Challenge 2: Contextual “amnesia.”. The first version of the bot only responded to single requests, which is not how users typically communicate. Users ask follow-up questions, such as “What if I'm a team lead?” or “Is it the same for the Android department?” Without the dialog history, the bot did not understand what these questions were referring to.

  • How we solved this task
  • In the end, we tied the bot's logic to Slack threads. With each new query, our backend asks the Slack API for the entire message history in the current thread. This history is given to the LLM as part of the prompt, allowing the model to maintain the context of the exchange and provide relevant answers to follow-up questions.

Challenge 3: Architecture visualization.. The system turned out to be multi-component (Slack, Backend, Confluence, Qdrant, PostgreSQL, OpenAI), making it challenging to explain how everything fits together.

  • How we solved this task
  • During development, we actively used Mermaid, a code-based diagramming tool. This allowed us to describe and maintain two key diagrams directly in the project's README file in GitLab: “Knowledge Base Indexing” and “Message Processing.” This simplified both the development and the subsequent transfer of knowledge about the project.

Technology Stack

Platform
Slack
Backend
Kotlin
Data source (knowledge base)
Confluence
LLM and embeddings
OpenAI
Vector database
Qdrant
Relational database
PostgreSQL
Documentation and diagrams
Mermaid

Results

Creation of a working internal product: “IceRock Assistant GPT” has been successfully implemented and is being used by employees.

Reduced team workload: The bot handles most of the typical questions, allowing developers to stay focused on their main tasks.

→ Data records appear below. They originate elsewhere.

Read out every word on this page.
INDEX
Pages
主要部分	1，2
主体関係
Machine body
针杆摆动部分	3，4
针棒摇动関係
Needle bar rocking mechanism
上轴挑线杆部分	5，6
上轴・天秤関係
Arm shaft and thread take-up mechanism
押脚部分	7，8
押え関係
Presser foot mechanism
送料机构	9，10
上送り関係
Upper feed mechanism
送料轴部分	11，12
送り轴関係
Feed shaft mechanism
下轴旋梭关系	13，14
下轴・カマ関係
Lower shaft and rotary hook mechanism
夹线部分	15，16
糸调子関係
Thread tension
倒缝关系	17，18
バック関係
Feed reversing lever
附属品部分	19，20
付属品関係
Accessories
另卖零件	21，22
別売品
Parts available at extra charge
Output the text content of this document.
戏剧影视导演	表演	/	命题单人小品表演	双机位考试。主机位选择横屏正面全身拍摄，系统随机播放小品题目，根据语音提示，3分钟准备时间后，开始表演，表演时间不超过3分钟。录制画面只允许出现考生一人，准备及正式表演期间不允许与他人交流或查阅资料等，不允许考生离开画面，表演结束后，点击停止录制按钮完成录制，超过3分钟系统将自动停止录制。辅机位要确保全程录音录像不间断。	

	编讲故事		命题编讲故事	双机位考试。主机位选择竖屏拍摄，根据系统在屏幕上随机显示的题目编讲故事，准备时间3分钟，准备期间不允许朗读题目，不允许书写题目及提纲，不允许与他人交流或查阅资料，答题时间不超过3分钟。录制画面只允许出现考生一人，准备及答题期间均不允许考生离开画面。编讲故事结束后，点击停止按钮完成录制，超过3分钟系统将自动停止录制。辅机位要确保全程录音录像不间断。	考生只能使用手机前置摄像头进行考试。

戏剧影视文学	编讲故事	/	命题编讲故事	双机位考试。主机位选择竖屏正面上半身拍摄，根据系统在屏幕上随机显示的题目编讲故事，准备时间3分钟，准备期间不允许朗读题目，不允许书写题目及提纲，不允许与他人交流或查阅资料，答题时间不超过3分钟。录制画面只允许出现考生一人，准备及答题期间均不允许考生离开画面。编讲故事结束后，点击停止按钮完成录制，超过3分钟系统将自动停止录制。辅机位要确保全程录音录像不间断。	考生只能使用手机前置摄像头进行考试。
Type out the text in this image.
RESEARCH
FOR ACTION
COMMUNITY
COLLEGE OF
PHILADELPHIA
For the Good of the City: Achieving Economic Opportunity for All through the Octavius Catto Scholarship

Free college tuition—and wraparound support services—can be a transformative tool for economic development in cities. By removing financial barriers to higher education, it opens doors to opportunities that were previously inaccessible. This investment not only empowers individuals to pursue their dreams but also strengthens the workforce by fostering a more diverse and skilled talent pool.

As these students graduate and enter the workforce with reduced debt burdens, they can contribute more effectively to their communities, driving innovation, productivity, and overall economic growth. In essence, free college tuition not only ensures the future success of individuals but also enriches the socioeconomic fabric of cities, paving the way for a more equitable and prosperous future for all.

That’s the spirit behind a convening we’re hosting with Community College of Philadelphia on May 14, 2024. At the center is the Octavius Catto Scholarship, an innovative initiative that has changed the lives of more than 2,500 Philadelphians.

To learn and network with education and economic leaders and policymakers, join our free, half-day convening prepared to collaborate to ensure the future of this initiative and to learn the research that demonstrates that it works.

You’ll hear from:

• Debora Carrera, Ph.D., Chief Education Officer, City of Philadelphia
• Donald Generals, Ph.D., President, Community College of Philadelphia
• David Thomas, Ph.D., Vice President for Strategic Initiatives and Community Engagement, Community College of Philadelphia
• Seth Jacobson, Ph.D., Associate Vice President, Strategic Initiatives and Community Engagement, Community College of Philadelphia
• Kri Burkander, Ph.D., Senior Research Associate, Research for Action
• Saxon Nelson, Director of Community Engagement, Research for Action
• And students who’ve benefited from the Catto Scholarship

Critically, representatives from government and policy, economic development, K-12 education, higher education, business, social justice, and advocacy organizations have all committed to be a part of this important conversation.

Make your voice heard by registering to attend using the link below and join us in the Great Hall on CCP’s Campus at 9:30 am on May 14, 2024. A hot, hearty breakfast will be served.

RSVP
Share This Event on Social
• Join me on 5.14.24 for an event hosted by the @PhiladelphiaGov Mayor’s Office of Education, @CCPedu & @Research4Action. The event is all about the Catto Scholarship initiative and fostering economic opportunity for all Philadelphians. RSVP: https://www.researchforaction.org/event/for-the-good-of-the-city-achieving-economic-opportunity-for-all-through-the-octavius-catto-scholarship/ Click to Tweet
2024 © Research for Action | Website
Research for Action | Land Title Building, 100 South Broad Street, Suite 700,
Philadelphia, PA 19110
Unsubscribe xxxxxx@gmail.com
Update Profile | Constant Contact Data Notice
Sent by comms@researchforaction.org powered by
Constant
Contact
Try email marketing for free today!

“Revitalized” knowledge base: Our documentation in Confluence has evolved from a passive repository into an active tool directly integrated into the communication workflow.

Invaluable R&D experience: The IceRock team has gained first-hand experience of working with RAG, one of today's most sought-after AI technologies. We have learned all the intricacies of working with vector databases (Qdrant), the OpenAI API, and the logic behind building complex AI assistants.

Foundation for future products: This internal project has become the basis for future commercial offerings related to creating custom GPT assistants for our clients, trained on their own corporate data.